Monday, March 10, 2014

New epp travel project

I started a new paper piecing project recently and I'm loving it. I am making 3/4 inch hexagon flowers in blues and greens.  I have so many small scraps that I needed a tiny paper piecing project and this fits the bill perfectly!  And, there is something comforting about using up such small scraps.

I am still making progress on my penrose tile quilt but the pattern is not one that makes it easy to travel with - the aperiodic tiling means I have to put each piece in its specific place.  I finally reached the point where I had to lay it out and plan where each diamond was going to make sure it would turn out correctly. The hexagon grandmothers flower pattern on the other hand is perfect for traveling because all I need to plan is each individual flower.  So far, I've competed seven flowers but I'm not sure how many I have to go until it's finished. I'm still trying to decide if I want it as a pillow for the couch or as a spring table runner. 

Monday, January 13, 2014

EPP Progress

Above is my current progress on my English paper pieced penrose tile quilt.  Currently I have 109 diamonds in two patches.  The progress on this quilt is very slow.  I keep it in the van so that I can work on it when I am out and about with the boys or have a long wait somewhere.  Chasing after three boys at the park doesn't give me as much calm sewing time as chasing after two! 

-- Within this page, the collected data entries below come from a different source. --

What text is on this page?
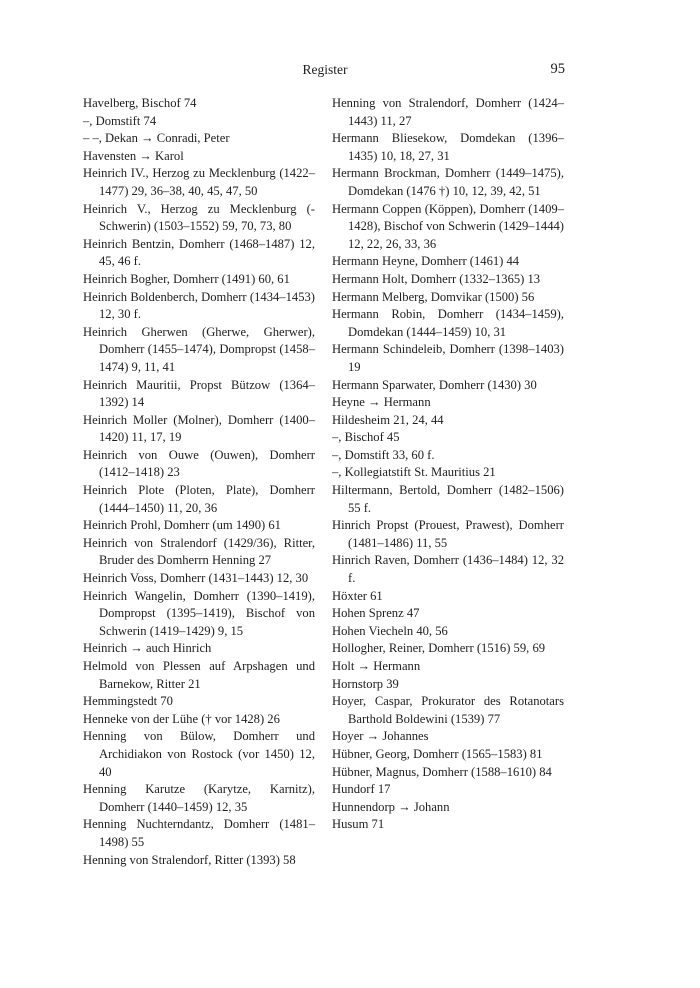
Register	95

Havelberg, Bischof 74

–, Domstift 74

– –, Dekan → Conradi, Peter

Havensten → Karol

Heinrich IV., Herzog zu Mecklenburg (1422–1477) 29, 36–38, 40, 45, 47, 50

Heinrich V., Herzog zu Mecklenburg (-Schwerin) (1503–1552) 59, 70, 73, 80

Heinrich Bentzin, Domherr (1468–1487) 12, 45, 46 f.

Heinrich Bogher, Domherr (1491) 60, 61

Heinrich Boldenberch, Domherr (1434–1453) 12, 30 f.

Heinrich Gherwen (Gherwe, Gherwer), Domherr (1455–1474), Dompropst (1458–1474) 9, 11, 41

Heinrich Mauritii, Propst Bützow (1364–1392) 14

Heinrich Moller (Molner), Domherr (1400–1420) 11, 17, 19

Heinrich von Ouwe (Ouwen), Domherr (1412–1418) 23

Heinrich Plote (Ploten, Plate), Domherr (1444–1450) 11, 20, 36

Heinrich Prohl, Domherr (um 1490) 61

Heinrich von Stralendorf (1429/36), Ritter, Bruder des Domherrn Henning 27

Heinrich Voss, Domherr (1431–1443) 12, 30

Heinrich Wangelin, Domherr (1390–1419), Dompropst (1395–1419), Bischof von Schwerin (1419–1429) 9, 15

Heinrich → auch Hinrich

Helmold von Plessen auf Arpshagen und Barnekow, Ritter 21

Hemmingstedt 70

Henneke von der Lühe († vor 1428) 26

Henning von Bülow, Domherr und Archidiakon von Rostock (vor 1450) 12, 40

Henning Karutze (Karytze, Karnitz), Domherr (1440–1459) 12, 35

Henning Nuchterndantz, Domherr (1481–1498) 55

Henning von Stralendorf, Ritter (1393) 58

Henning von Stralendorf, Domherr (1424–1443) 11, 27

Hermann Bliesekow, Domdekan (1396–1435) 10, 18, 27, 31

Hermann Brockman, Domherr (1449–1475), Domdekan (1476 †) 10, 12, 39, 42, 51

Hermann Coppen (Köppen), Domherr (1409–1428), Bischof von Schwerin (1429–1444) 12, 22, 26, 33, 36

Hermann Heyne, Domherr (1461) 44

Hermann Holt, Domherr (1332–1365) 13

Hermann Melberg, Domvikar (1500) 56

Hermann Robin, Domherr (1434–1459), Domdekan (1444–1459) 10, 31

Hermann Schindeleib, Domherr (1398–1403) 19

Hermann Sparwater, Domherr (1430) 30

Heyne → Hermann

Hildesheim 21, 24, 44

–, Bischof 45

–, Domstift 33, 60 f.

–, Kollegiatstift St. Mauritius 21

Hiltermann, Bertold, Domherr (1482–1506) 55 f.

Hinrich Propst (Prouest, Prawest), Domherr (1481–1486) 11, 55

Hinrich Raven, Domherr (1436–1484) 12, 32 f.

Höxter 61

Hohen Sprenz 47

Hohen Viecheln 40, 56

Hollogher, Reiner, Domherr (1516) 59, 69

Holt → Hermann

Hornstorp 39

Hoyer, Caspar, Prokurator des Rotanotars Barthold Boldewini (1539) 77

Hoyer → Johannes

Hübner, Georg, Domherr (1565–1583) 81

Hübner, Magnus, Domherr (1588–1610) 84

Hundorf 17

Hunnendorp → Johann

Husum 71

I'm also contemplating what to do with my leftover stars.  I have a stack of blue, green, and purple diamonds already cut and about six completed stars that did not make it into my final star quilt.  I'm thinking either a quilted tote bag for hauling my epp projects around in or a pillow.

Sunday, January 12, 2014


The Seattle Modern Quilt guild is currently hosting a show at Island Quilter: Binary.

Isaac and I rode the ferry over last week for the Friday night art walk and show opening. As usual, it was a lovely evening. 

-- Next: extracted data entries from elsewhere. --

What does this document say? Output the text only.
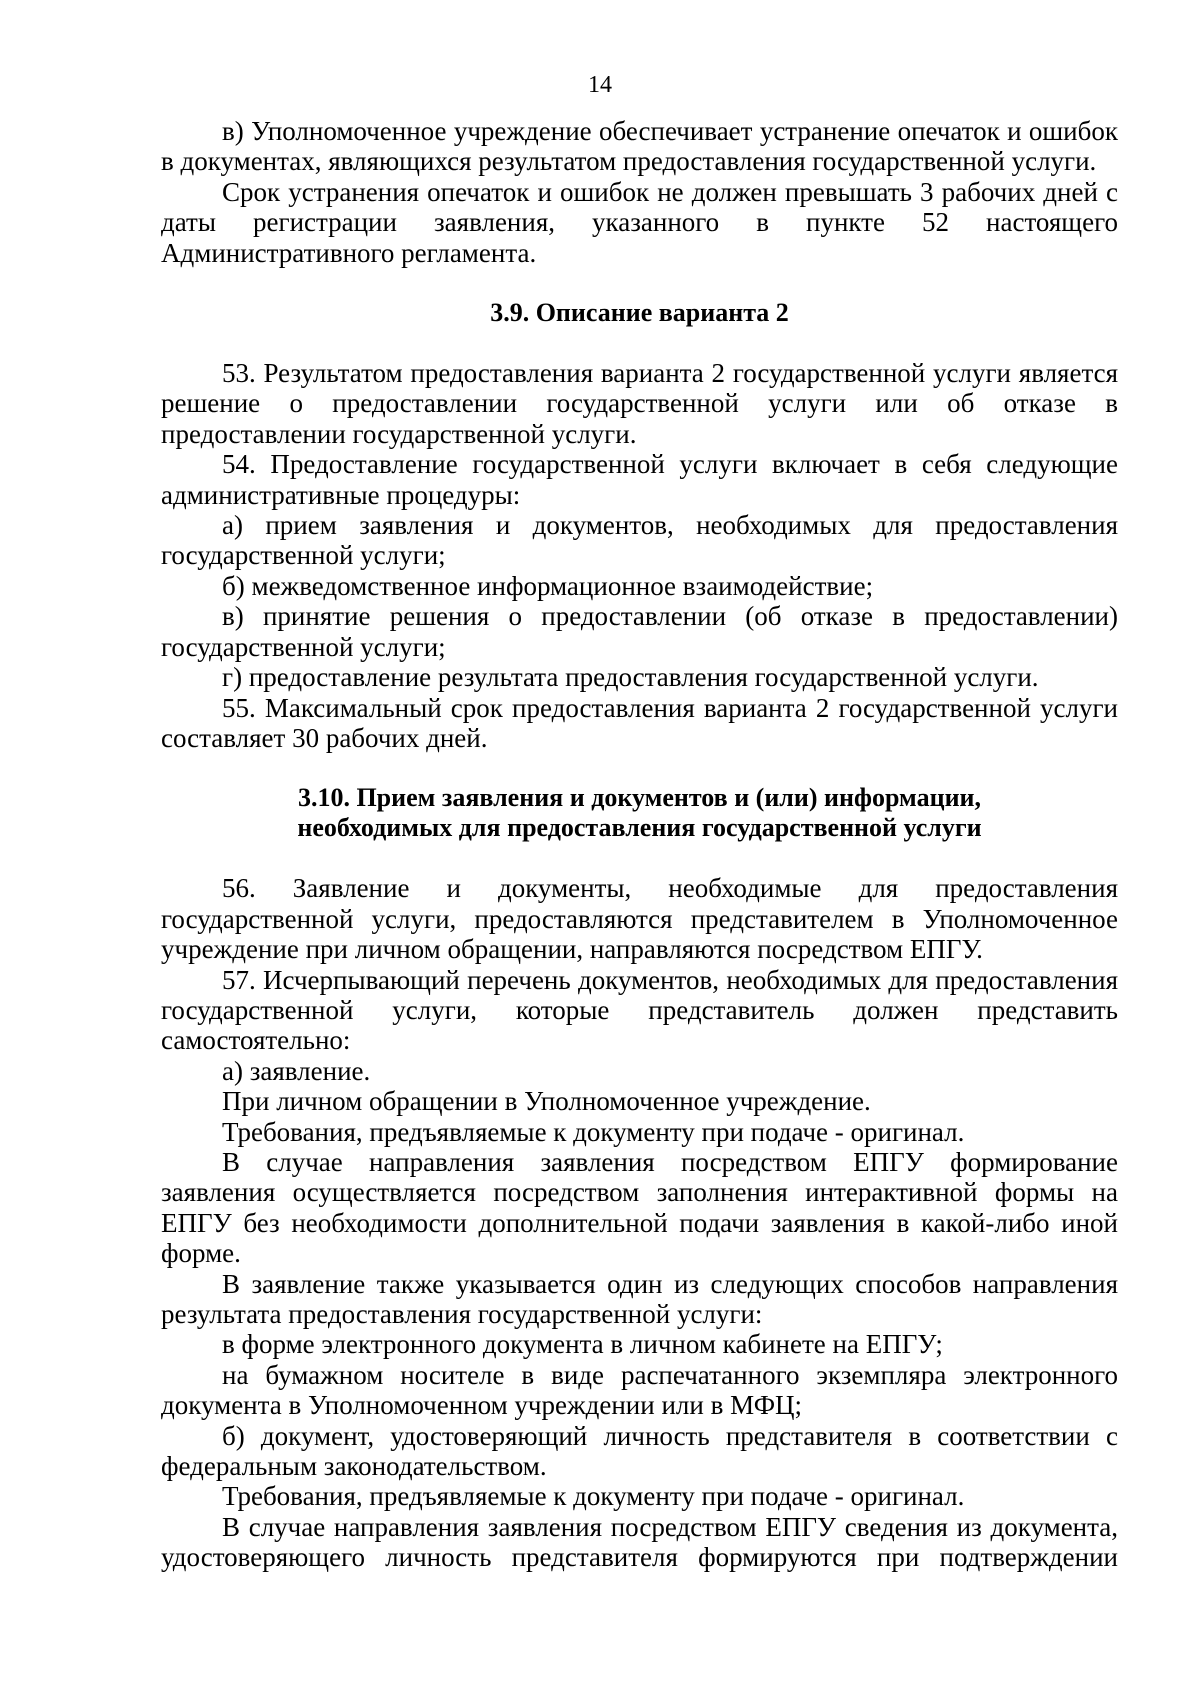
14

в) Уполномоченное учреждение обеспечивает устранение опечаток и ошибок в документах, являющихся результатом предоставления государственной услуги.

Срок устранения опечаток и ошибок не должен превышать 3 рабочих дней с даты регистрации заявления, указанного в пункте 52 настоящего Административного регламента.

3.9. Описание варианта 2

53. Результатом предоставления варианта 2 государственной услуги является решение о предоставлении государственной услуги или об отказе в предоставлении государственной услуги.

54. Предоставление государственной услуги включает в себя следующие административные процедуры:

а) прием заявления и документов, необходимых для предоставления государственной услуги;

б) межведомственное информационное взаимодействие;

в) принятие решения о предоставлении (об отказе в предоставлении) государственной услуги;

г) предоставление результата предоставления государственной услуги.

55. Максимальный срок предоставления варианта 2 государственной услуги составляет 30 рабочих дней.

3.10. Прием заявления и документов и (или) информации,

необходимых для предоставления государственной услуги

56. Заявление и документы, необходимые для предоставления государственной услуги, предоставляются представителем в Уполномоченное учреждение при личном обращении, направляются посредством ЕПГУ.

57. Исчерпывающий перечень документов, необходимых для предоставления государственной услуги, которые представитель должен представить самостоятельно:

а) заявление.

При личном обращении в Уполномоченное учреждение.

Требования, предъявляемые к документу при подаче - оригинал.

В случае направления заявления посредством ЕПГУ формирование заявления осуществляется посредством заполнения интерактивной формы на ЕПГУ без необходимости дополнительной подачи заявления в какой-либо иной форме.

В заявление также указывается один из следующих способов направления результата предоставления государственной услуги:

в форме электронного документа в личном кабинете на ЕПГУ;

на бумажном носителе в виде распечатанного экземпляра электронного документа в Уполномоченном учреждении или в МФЦ;

б) документ, удостоверяющий личность представителя в соответствии с федеральным законодательством.

Требования, предъявляемые к документу при подаче - оригинал.

В случае направления заявления посредством ЕПГУ сведения из документа, удостоверяющего личность представителя формируются при подтверждении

I had one quilt in the show, 1+1=10:

The space is perfect for showcasing the quilts - bright and open.

Above are quilts by Carrie, Sandie, and Allison

My favorite quilt in the show was done by Anna:

She really thinks outside the box with her quilts and has lovely hand quilting.

Above quilts by Sue, LouiseChandra, me, and Katie.

I really enjoyed this challenge. The parameters were so simple and open and really allowed our group to showcase their artistic abilities.